Linear Roots¶
- linear_roots(first_constant, second_constant, precision=4)¶
Calculates the roots of a linear function
- Parameters
first_constant (int or float) – Coefficient of the linear term of the original linear function; if zero, it will be converted to a small, non-zero decimal value (e.g., 0.0001)
second_constant (int or float) – Coefficient of the constant term of the original linear function; if zero, it will be converted to a small, non-zero decimal value (e.g., 0.0001)
precision (int, default=4) – Maximum number of digits that can appear after the decimal place of the resultant roots
- Raises
TypeError – First two arguments must be integers or floats
ValueError – Last argument must be a positive integer
- Returns
roots – List of the x-coordinates of all of the x-intercepts of the original function
- Return type
list of float
Notes
Standard form of a linear function: \(f(x) = a\cdot{x} + b\)
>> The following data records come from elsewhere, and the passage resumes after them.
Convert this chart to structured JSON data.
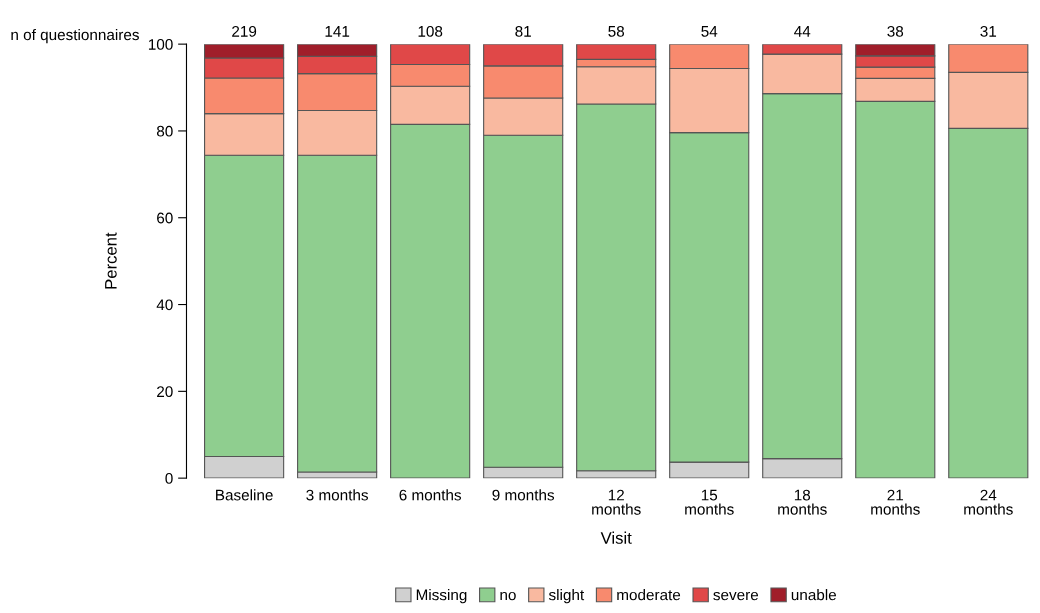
{
  "chart_data": {
    "type": "bar",
    "stacked": true,
    "xlabel": "Visit",
    "ylabel": "Percent",
    "categories": [
      "Baseline",
      "3 months",
      "6 months",
      "9 months",
      "12\nmonths",
      "15\nmonths",
      "18\nmonths",
      "21\nmonths",
      "24\nmonths"
    ],
    "series": [
      {
        "name": "Missing",
        "color": "#d0d0d0",
        "values": [
          5.0,
          1.4,
          null,
          2.5,
          1.7,
          3.7,
          4.5,
          null,
          null
        ]
      },
      {
        "name": "no",
        "color": "#8fce8f",
        "values": [
          69.4,
          73.0,
          81.5,
          76.5,
          84.5,
          75.9,
          84.1,
          86.8,
          80.6
        ]
      },
      {
        "name": "slight",
        "color": "#f9b9a0",
        "values": [
          9.6,
          10.3,
          8.8,
          8.6,
          8.6,
          14.8,
          9.1,
          5.3,
          12.9
        ]
      },
      {
        "name": "moderate",
        "color": "#f88a6e",
        "values": [
          8.2,
          8.5,
          5.0,
          7.4,
          1.7,
          5.6,
          null,
          2.6,
          6.5
        ]
      },
      {
        "name": "severe",
        "color": "#e04848",
        "values": [
          4.6,
          4.0,
          4.7,
          5.0,
          3.5,
          null,
          2.3,
          2.6,
          null
        ]
      },
      {
        "name": "unable",
        "color": "#a01e2a",
        "values": [
          3.2,
          2.8,
          null,
          null,
          null,
          null,
          null,
          2.7,
          null
        ]
      }
    ],
    "ylim": [
      0,
      100
    ],
    "yticks": [
      0,
      20,
      40,
      60,
      80,
      100
    ],
    "grid": false,
    "legend": "bottom",
    "annotations": [
      "n of questionnaires",
      "219",
      "141",
      "108",
      "81",
      "58",
      "54",
      "44",
      "38",
      "31"
    ]
  }
}
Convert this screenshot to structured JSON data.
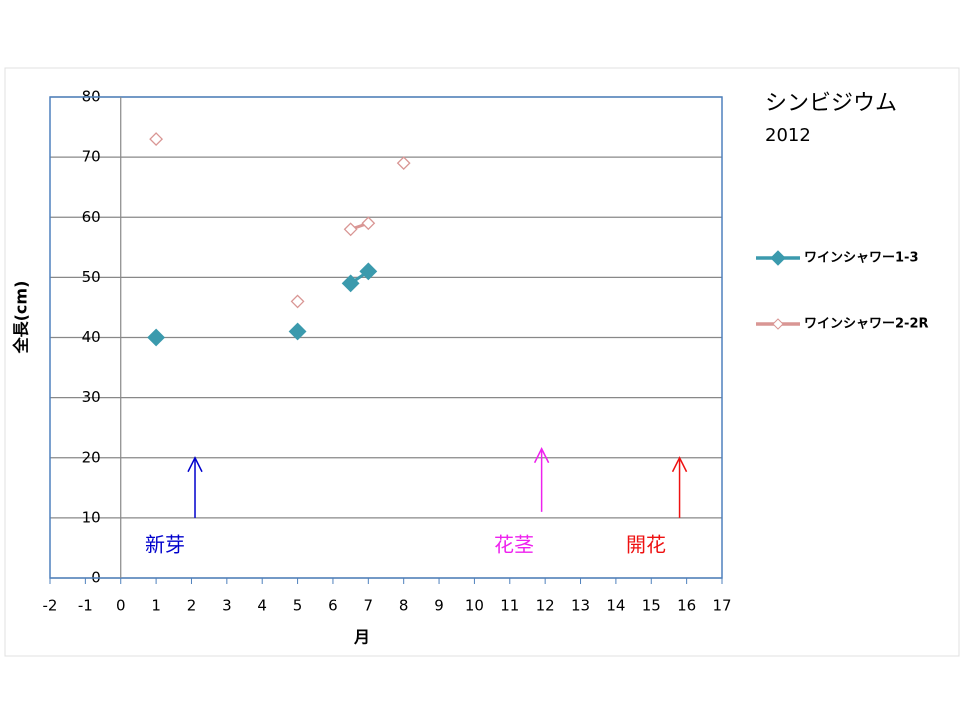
{
  "chart_data": {
    "type": "scatter-line",
    "title": "シンビジウム",
    "subtitle": "2012",
    "x_label": "月",
    "y_label": "全長(cm)",
    "x": [
      1,
      3,
      5,
      6,
      6.5,
      7,
      7.5,
      8
    ],
    "series": [
      {
        "name": "ワインシャワー1-3",
        "color": "#3b9aad",
        "marker": "filled-diamond",
        "values": [
          40,
          null,
          41,
          null,
          49,
          51,
          null,
          null
        ]
      },
      {
        "name": "ワインシャワー2-2R",
        "color": "#d99694",
        "marker": "open-diamond",
        "values": [
          73,
          null,
          46,
          null,
          58,
          59,
          null,
          69
        ]
      }
    ],
    "xlim": [
      -2,
      17
    ],
    "xticks": [
      -2,
      -1,
      0,
      1,
      2,
      3,
      4,
      5,
      6,
      7,
      8,
      9,
      10,
      11,
      12,
      13,
      14,
      15,
      16,
      17
    ],
    "ylim": [
      0,
      80
    ],
    "yticks": [
      0,
      10,
      20,
      30,
      40,
      50,
      60,
      70,
      80
    ],
    "grid": true,
    "legend": "right",
    "annotations": [
      {
        "text": "新芽",
        "color": "#0000cc"
      },
      {
        "text": "花茎",
        "color": "#ee22ee"
      },
      {
        "text": "開花",
        "color": "#ee1111"
      }
    ]
  }
}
Linear formula: \(x = -\frac{b}{a}\)
Examples
- Import linear_roots function from regressions library
>>> from regressions.analyses.roots.linear import linear_roots
- Calculate the roots of a linear function with coefficients 2 and 3
>>> roots_first = linear_roots(2, 3) >>> print(roots_first) [-1.5]
- Calculate the roots of a linear function with coefficients -2 and 3
>>> roots_second = linear_roots(-2, 3) >>> print(roots_second) [1.5]
- Calculate the roots of a linear function with all inputs set to 0
>>> roots_zeroes = linear_roots(0, 0) >>> print(roots_zeroes) [-1.0]